Eleanor Coppola

// 13 August 2008

FF Coppola's OscarsThe Coppolas are a talented, powerful bunch. Admittedly I’ve not exactly been keeping close track, but in all the fuss about the film-making family, I don’t remember hearing a word about Eleanor Coppola, married to Francis Ford.

The Independent ran an interesting extract from her diary this weekend:

In Roman’s nursery-school car pool, I discovered another mother was artist Lynn Hershman. She thought my ideas were interesting. We had intoxicating conversations and created several conceptual art events together. One of our more infamous was held in 1975 in our 22-room Victorian house in San Francisco. Fifty board members from the Los Angeles County and the San Francisco Museums of Modern Art came.

When they arrived, Lynn and I were out of sight, downstairs in the screening-room with a closed-circuit television connection to the living-room. We spoke to our visitors over a large monitor. They could converse with us but only interact with our electronic images.

We invited them to take a self-guided tour of rooms in the house where we had placed exhibits.

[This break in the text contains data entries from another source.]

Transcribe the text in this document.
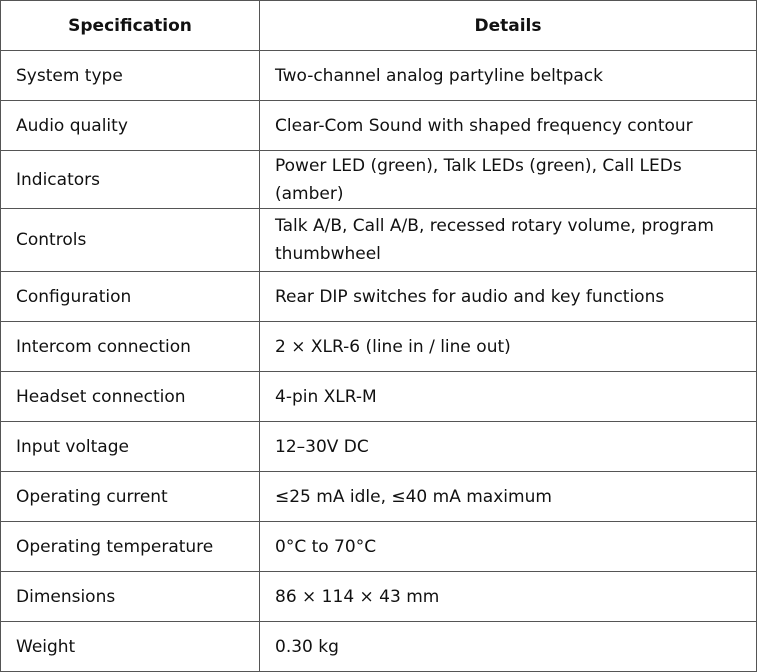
Specification	Details
System type	Two-channel analog partyline beltpack
Audio quality	Clear-Com Sound with shaped frequency contour
Indicators	Power LED (green), Talk LEDs (green), Call LEDs (amber)
Controls	Talk A/B, Call A/B, recessed rotary volume, program thumbwheel
Configuration	Rear DIP switches for audio and key functions
Intercom connection	2 × XLR-6 (line in / line out)
Headset connection	4-pin XLR-M
Input voltage	12–30V DC
Operating current	≤25 mA idle, ≤40 mA maximum
Operating temperature	0°C to 70°C
Dimensions	86 × 114 × 43 mm
Weight	0.30 kg
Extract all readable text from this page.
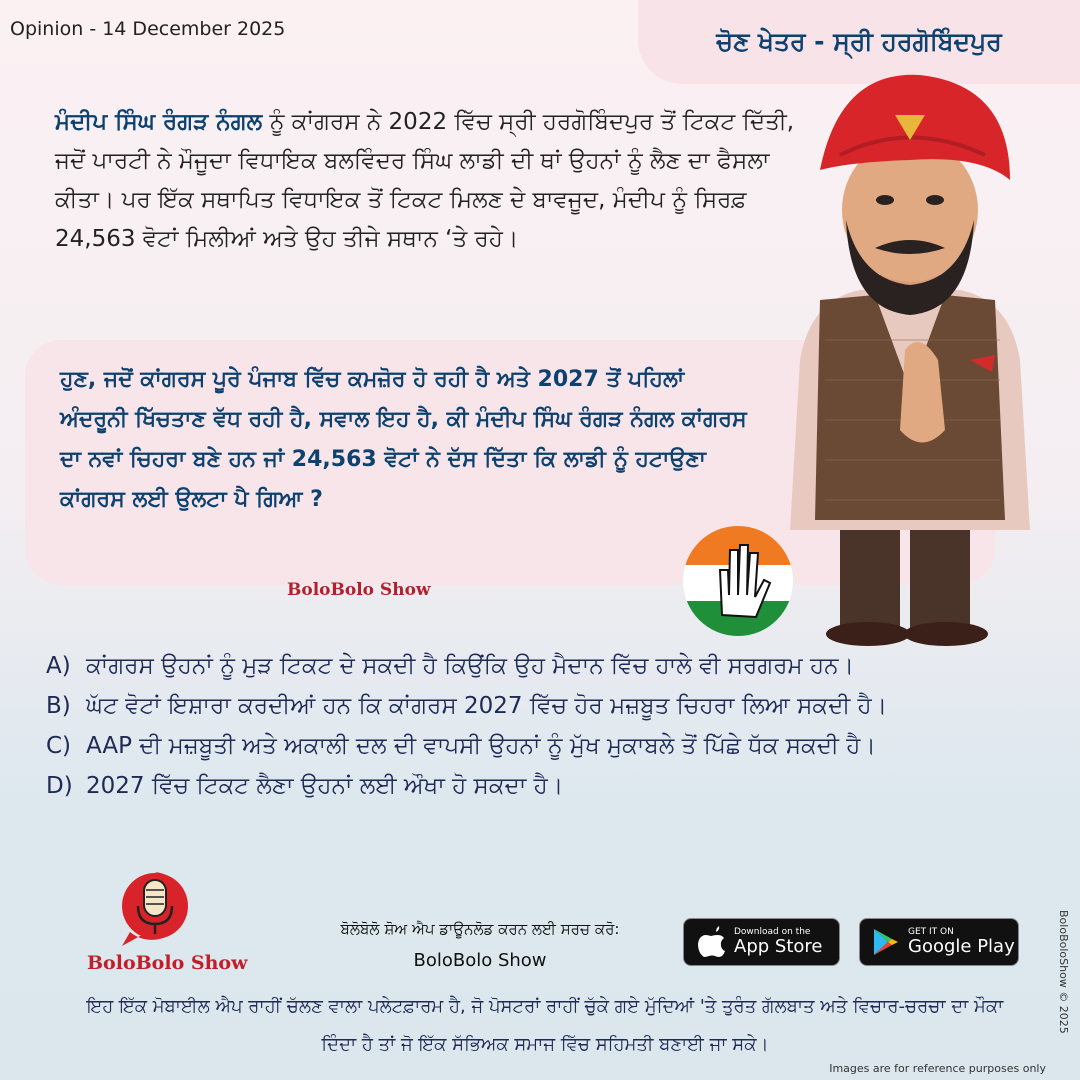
Opinion - 14 December 2025	ਚੋਣ ਖੇਤਰ - ਸ੍ਰੀ ਹਰਗੋਬਿੰਦਪੁਰ
ਮੰਦੀਪ ਸਿੰਘ ਰੰਗੜ ਨੰਗਲ ਨੂੰ ਕਾਂਗਰਸ ਨੇ 2022 ਵਿੱਚ ਸ੍ਰੀ ਹਰਗੋਬਿੰਦਪੁਰ ਤੋਂ ਟਿਕਟ ਦਿੱਤੀ, ਜਦੋਂ ਪਾਰਟੀ ਨੇ ਮੌਜੂਦਾ ਵਿਧਾਇਕ ਬਲਵਿੰਦਰ ਸਿੰਘ ਲਾਡੀ ਦੀ ਥਾਂ ਉਹਨਾਂ ਨੂੰ ਲੈਣ ਦਾ ਫੈਸਲਾ ਕੀਤਾ। ਪਰ ਇੱਕ ਸਥਾਪਿਤ ਵਿਧਾਇਕ ਤੋਂ ਟਿਕਟ ਮਿਲਣ ਦੇ ਬਾਵਜੂਦ, ਮੰਦੀਪ ਨੂੰ ਸਿਰਫ਼ 24,563 ਵੋਟਾਂ ਮਿਲੀਆਂ ਅਤੇ ਉਹ ਤੀਜੇ ਸਥਾਨ ‘ਤੇ ਰਹੇ।
ਹੁਣ, ਜਦੋਂ ਕਾਂਗਰਸ ਪੂਰੇ ਪੰਜਾਬ ਵਿੱਚ ਕਮਜ਼ੋਰ ਹੋ ਰਹੀ ਹੈ ਅਤੇ 2027 ਤੋਂ ਪਹਿਲਾਂ ਅੰਦਰੂਨੀ ਖਿੱਚਤਾਣ ਵੱਧ ਰਹੀ ਹੈ, ਸਵਾਲ ਇਹ ਹੈ, ਕੀ ਮੰਦੀਪ ਸਿੰਘ ਰੰਗੜ ਨੰਗਲ ਕਾਂਗਰਸ ਦਾ ਨਵਾਂ ਚਿਹਰਾ ਬਣੇ ਹਨ ਜਾਂ 24,563 ਵੋਟਾਂ ਨੇ ਦੱਸ ਦਿੱਤਾ ਕਿ ਲਾਡੀ ਨੂੰ ਹਟਾਉਣਾ ਕਾਂਗਰਸ ਲਈ ਉਲਟਾ ਪੈ ਗਿਆ ?
BoloBolo Show
A) ਕਾਂਗਰਸ ਉਹਨਾਂ ਨੂੰ ਮੁੜ ਟਿਕਟ ਦੇ ਸਕਦੀ ਹੈ ਕਿਉਂਕਿ ਉਹ ਮੈਦਾਨ ਵਿੱਚ ਹਾਲੇ ਵੀ ਸਰਗਰਮ ਹਨ।
B) ਘੱਟ ਵੋਟਾਂ ਇਸ਼ਾਰਾ ਕਰਦੀਆਂ ਹਨ ਕਿ ਕਾਂਗਰਸ 2027 ਵਿੱਚ ਹੋਰ ਮਜ਼ਬੂਤ ਚਿਹਰਾ ਲਿਆ ਸਕਦੀ ਹੈ।
C) AAP ਦੀ ਮਜ਼ਬੂਤੀ ਅਤੇ ਅਕਾਲੀ ਦਲ ਦੀ ਵਾਪਸੀ ਉਹਨਾਂ ਨੂੰ ਮੁੱਖ ਮੁਕਾਬਲੇ ਤੋਂ ਪਿੱਛੇ ਧੱਕ ਸਕਦੀ ਹੈ।
D) 2027 ਵਿੱਚ ਟਿਕਟ ਲੈਣਾ ਉਹਨਾਂ ਲਈ ਔਖਾ ਹੋ ਸਕਦਾ ਹੈ।
BoloBolo Show
ਬੋਲੋਬੋਲੋ ਸ਼ੋਅ ਐਪ ਡਾਊਨਲੋਡ ਕਰਨ ਲਈ ਸਰਚ ਕਰੋ:
BoloBolo Show
Download on the
App Store
GET IT ON
Google Play
ਇਹ ਇੱਕ ਮੋਬਾਈਲ ਐਪ ਰਾਹੀਂ ਚੱਲਣ ਵਾਲਾ ਪਲੇਟਫ਼ਾਰਮ ਹੈ, ਜੋ ਪੋਸਟਰਾਂ ਰਾਹੀਂ ਚੁੱਕੇ ਗਏ ਮੁੱਦਿਆਂ 'ਤੇ ਤੁਰੰਤ ਗੱਲਬਾਤ ਅਤੇ ਵਿਚਾਰ-ਚਰਚਾ ਦਾ ਮੌਕਾ ਦਿੰਦਾ ਹੈ ਤਾਂ ਜੋ ਇੱਕ ਸੱਭਿਅਕ ਸਮਾਜ ਵਿੱਚ ਸਹਿਮਤੀ ਬਣਾਈ ਜਾ ਸਕੇ।
BoloBoloShow © 2025
Images are for reference purposes only
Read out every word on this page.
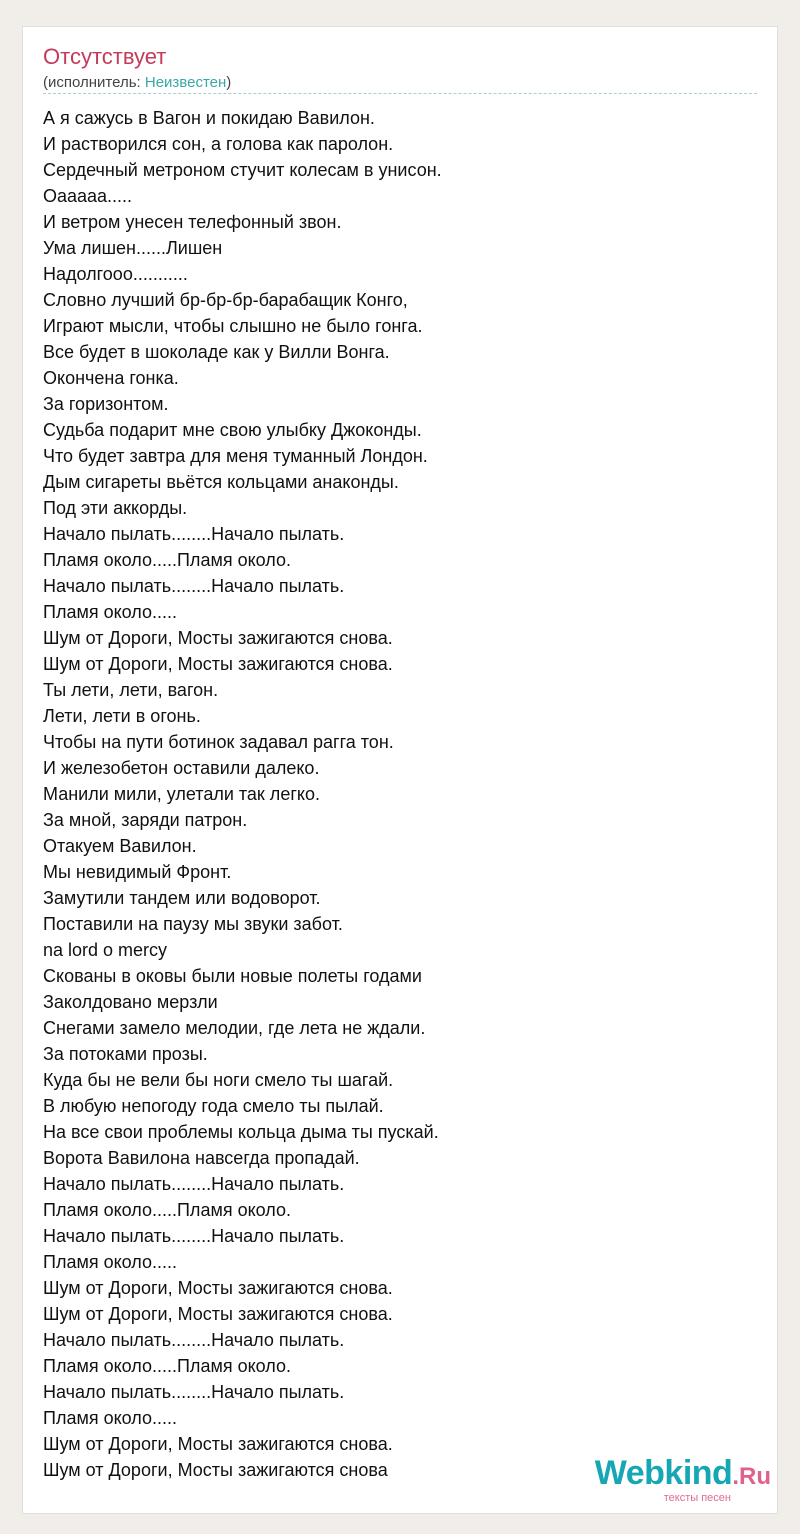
Отсутствует
(исполнитель: Неизвестен)
А я сажусь в Вагон и покидаю Вавилон.
И растворился сон, а голова как паролон.
Сердечный метроном стучит колесам в унисон.
Оааааа.....
И ветром унесен телефонный звон.
Ума лишен......Лишен
Надолгооо...........
Словно лучший бр-бр-бр-барабащик Конго,
Играют мысли, чтобы слышно не было гонга.
Все будет в шоколаде как у Вилли Вонга.
Окончена гонка.
За горизонтом.
Судьба подарит мне свою улыбку Джоконды.
Что будет завтра для меня туманный Лондон.
Дым сигареты вьётся кольцами анаконды.
Под эти аккорды.
Начало пылать........Начало пылать.
Пламя около.....Пламя около.
Начало пылать........Начало пылать.
Пламя около.....
Шум от Дороги, Мосты зажигаются снова.
Шум от Дороги, Мосты зажигаются снова.
Ты лети, лети, вагон.
Лети, лети в огонь.
Чтобы на пути ботинок задавал рагга тон.
И железобетон оставили далеко.
Манили мили, улетали так легко.
За мной, заряди патрон.
Отакуем Вавилон.
Мы невидимый Фронт.
Замутили тандем или водоворот.
Поставили на паузу мы звуки забот.
na lord o mercy
Скованы в оковы были новые полеты годами
Заколдовано мерзли
Снегами замело мелодии, где лета не ждали.
За потоками прозы.
Куда бы не вели бы ноги смело ты шагай.
В любую непогоду года смело ты пылай.
На все свои проблемы кольца дыма ты пускай.
Ворота Вавилона навсегда пропадай.
Начало пылать........Начало пылать.
Пламя около.....Пламя около.
Начало пылать........Начало пылать.
Пламя около.....
Шум от Дороги, Мосты зажигаются снова.
Шум от Дороги, Мосты зажигаются снова.
Начало пылать........Начало пылать.
Пламя около.....Пламя около.
Начало пылать........Начало пылать.
Пламя около.....
Шум от Дороги, Мосты зажигаются снова.
Шум от Дороги, Мосты зажигаются снова	Webkind.Ru
тексты песен
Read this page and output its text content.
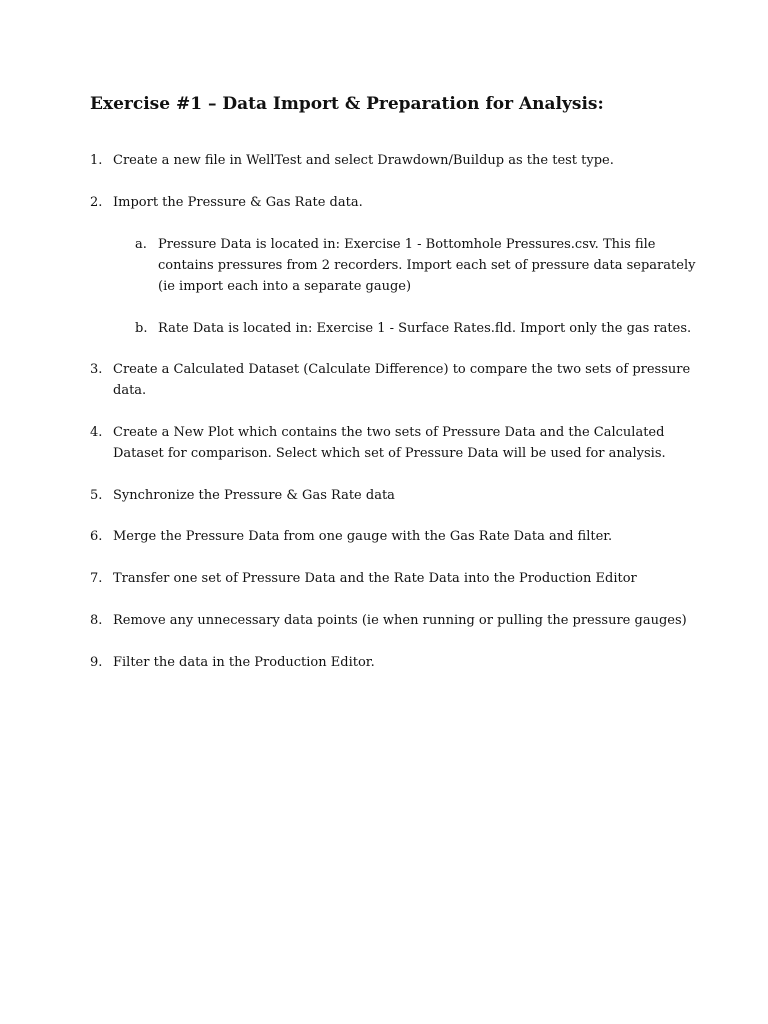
Exercise #1 – Data Import & Preparation for Analysis:
1. Create a new file in WellTest and select Drawdown/Buildup as the test type.
2. Import the Pressure & Gas Rate data.
a. Pressure Data is located in: Exercise 1 - Bottomhole Pressures.csv. This file contains pressures from 2 recorders. Import each set of pressure data separately (ie import each into a separate gauge)
b. Rate Data is located in: Exercise 1 - Surface Rates.fld. Import only the gas rates.
3. Create a Calculated Dataset (Calculate Difference) to compare the two sets of pressure data.
4. Create a New Plot which contains the two sets of Pressure Data and the Calculated Dataset for comparison. Select which set of Pressure Data will be used for analysis.
5. Synchronize the Pressure & Gas Rate data
6. Merge the Pressure Data from one gauge with the Gas Rate Data and filter.
7. Transfer one set of Pressure Data and the Rate Data into the Production Editor
8. Remove any unnecessary data points (ie when running or pulling the pressure gauges)
9. Filter the data in the Production Editor.
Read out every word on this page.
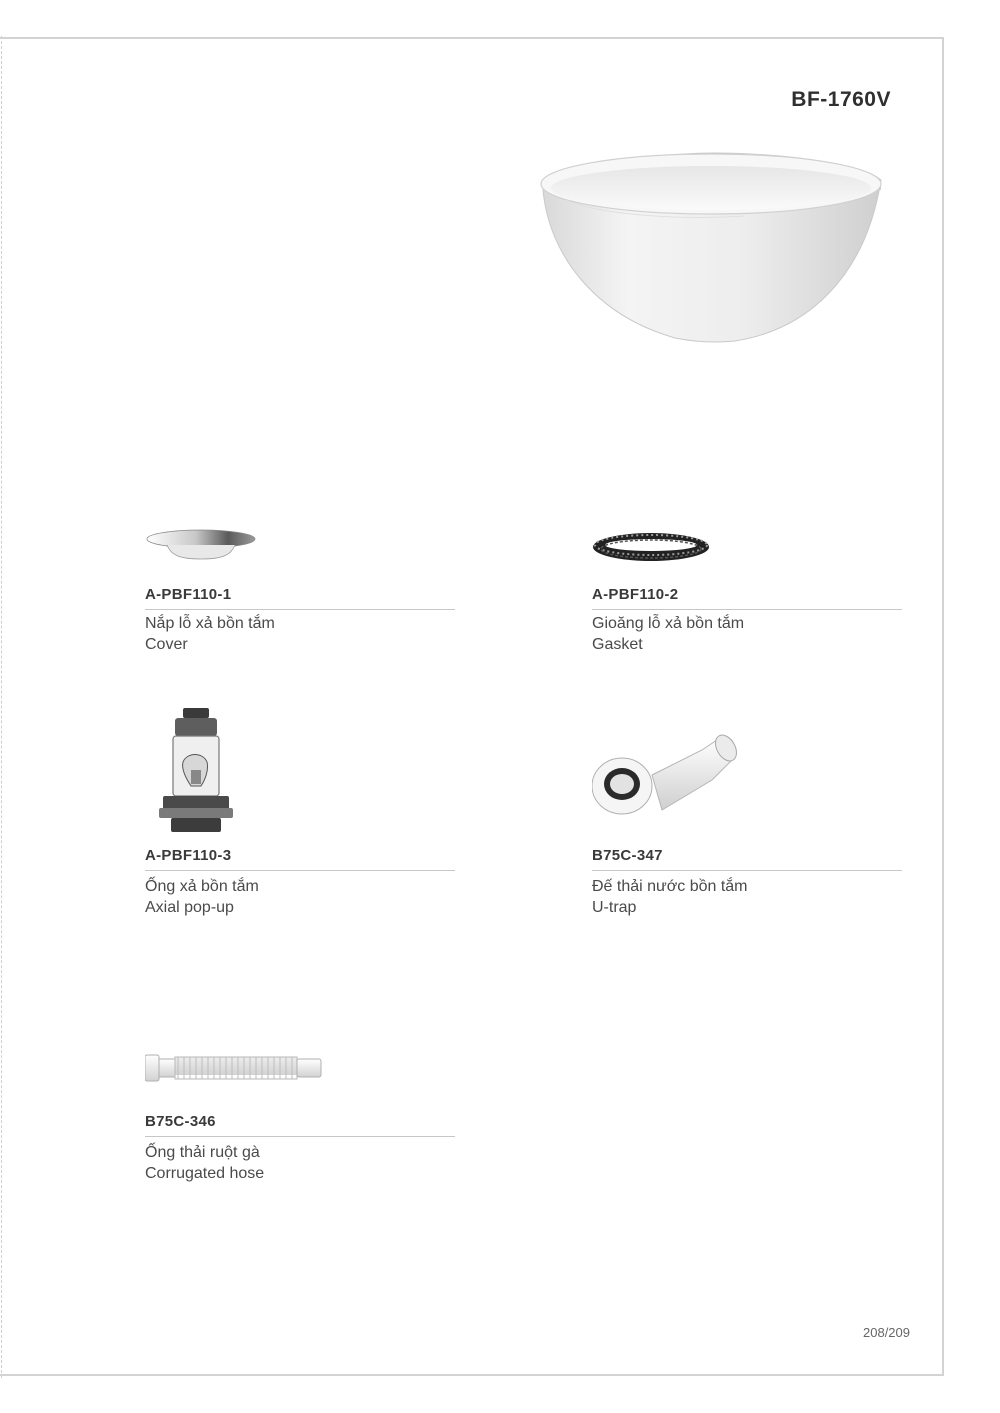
BF-1760V
A-PBF110-1
Nắp lỗ xả bồn tắm
Cover
A-PBF110-2
Gioăng lỗ xả bồn tắm
Gasket
A-PBF110-3
Ống xả bồn tắm
Axial pop-up
B75C-347
Đế thải nước bồn tắm
U-trap
B75C-346
Ống thải ruột gà
Corrugated hose
208/209
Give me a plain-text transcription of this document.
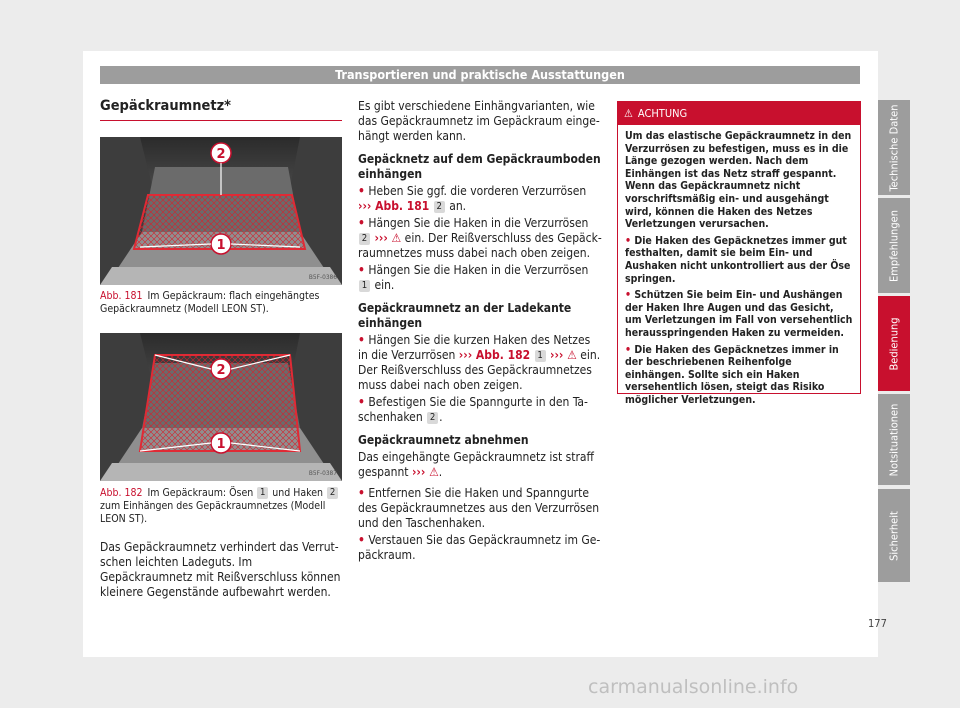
Transportieren und praktische Ausstattungen
Gepäckraumnetz*
2
1
B5F-0386
Abb. 181 Im Gepäckraum: flach eingehängtes Gepäckraumnetz (Modell LEON ST).
2
1
B5F-0387
Abb. 182 Im Gepäckraum: Ösen 1 und Haken 2 zum Einhängen des Gepäckraumnetzes (Modell LEON ST).
Das Gepäckraumnetz verhindert das Verrutschen leichten Ladeguts. Im Gepäckraumnetz mit Reißverschluss können kleinere Gegenstände aufbewahrt werden.

Es gibt verschiedene Einhängvarianten, wie das Gepäckraumnetz im Gepäckraum eingehängt werden kann.

Gepäcknetz auf dem Gepäckraumboden einhängen
• Heben Sie ggf. die vorderen Verzurrösen ››› Abb. 181 2 an.
• Hängen Sie die Haken in die Verzurrösen 2 ››› ⚠ ein. Der Reißverschluss des Gepäckraumnetzes muss dabei nach oben zeigen.
• Hängen Sie die Haken in die Verzurrösen 1 ein.
Gepäckraumnetz an der Ladekante einhängen
• Hängen Sie die kurzen Haken des Netzes in die Verzurrösen ››› Abb. 182 1 ››› ⚠ ein. Der Reißverschluss des Gepäckraumnetzes muss dabei nach oben zeigen.
• Befestigen Sie die Spanngurte in den Taschenhaken 2 .
Gepäckraumnetz abnehmen
Das eingehängte Gepäckraumnetz ist straff gespannt ››› ⚠.
• Entfernen Sie die Haken und Spanngurte des Gepäckraumnetzes aus den Verzurrösen und den Taschenhaken.
• Verstauen Sie das Gepäckraumnetz im Gepäckraum.
⚠ ACHTUNG

Um das elastische Gepäckraumnetz in den Verzurrösen zu befestigen, muss es in die Länge gezogen werden. Nach dem Einhängen ist das Netz straff gespannt. Wenn das Gepäckraumnetz nicht vorschriftsmäßig ein- und ausgehängt wird, können die Haken des Netzes Verletzungen verursachen.

• Die Haken des Gepäcknetzes immer gut festhalten, damit sie beim Ein- und Aushaken nicht unkontrolliert aus der Öse springen.

• Schützen Sie beim Ein- und Aushängen der Haken Ihre Augen und das Gesicht, um Verletzungen im Fall von versehentlich herausspringenden Haken zu vermeiden.

• Die Haken des Gepäcknetzes immer in der beschriebenen Reihenfolge einhängen. Sollte sich ein Haken versehentlich lösen, steigt das Risiko möglicher Verletzungen.

Technische Daten
Empfehlungen
Bedienung
Notsituationen
Sicherheit
177
carmanualsonline.info
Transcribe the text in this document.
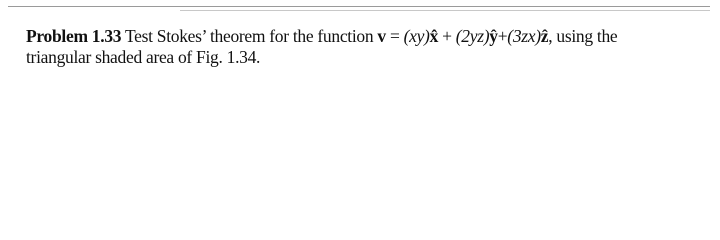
Problem 1.33 Test Stokes’ theorem for the function v = (xy)x̂ + (2yz)ŷ+(3zx)ẑ, using the
triangular shaded area of Fig. 1.34.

I knew the audience wasn’t as interested in our art as they were in coming to Francis Ford Coppola’s house, where it was known he kept his five Oscars. In those days when a man won an Oscar, a miniature Oscar was given to his wife to wear on a chain around her neck. I had a jeweller file off the little loop for the chain at the top of the head of my five tiny Oscars, then removed Francis’s from the lighted glass case where they were always kept and displayed my miniature gold statues in their place. In the kitchen the guests were directed to peel a potato and then read a quote from the artist Joseph Beuys, which said, “Peeling a potato can be a work of art if it is a conscious act.”

There were two large cooking pots labelled “Art” and “Not Art”. Each guest had to decide whether his or her peeled potato was art or not and drop it in the appropriate pot. Francis was out of town when Lynn and I staged this event.

From what he heard about it, he saw neither the art in it nor the humour. His feelings were hurt. He thought I was making fun of him, his Oscars, our house. He worked long and hard on his films, and thought conceptual art was too easy. “So some guy shoots himself in the arm [Chris Burden] or pisses off a ladder in a gallery [Tom Marioni] and that’s a big deal?” The only thing Francis finds OK about that period is a Joseph Beuys sculpture I bought him that he didn’t like at the time but is now worth 30 times what I paid. I was not a good wife, by his definition or mine.

Via Sprout Blog

Comments From You

Amity // Posted 14 August 2008 at 7:15 am

She sounds like an interesting person, I’ll have to read more about her.

Miniature Oscars on a necklace? That is beyond tacky. I’m assuming they don’t continue the practice these days. Very strange…

ConservaTorygirl // Posted 14 August 2008 at 8:28 am

Hmmm, I’d like to read more of Eleanor Coppola’s diaries!

Virginia // Posted 14 August 2008 at 8:56 am

thanks for the recommendation! Another book for my reading list. I find women’s diaries (and letters) fascinating as they were/are one of the few places you are truly free to express yourself, without the censorship of male company.

Ellie // Posted 14 August 2008 at 2:53 pm

Wow Francis Ford sounds like a boring sod

George // Posted 14 August 2008 at 3:06 pm

She sounds fascinating… must check her out.

Kate // Posted 3 September 2009 at 6:31 pm

Playing second fiddle to the breadwinner is an awful cage to find yourself in. Having artistic talent and ambition, but not a clear vision of how it will play out…yet still a meaningful connection and love in family. That family connection doesn’t placate the frustration.

Coming from a mediterranean family, this extract makes sense to me, and there are many complex emotions in this story and in my reaction to it.

Eleanor is a courageous woman – this idea would have been received well by all of the immediate family or extended family.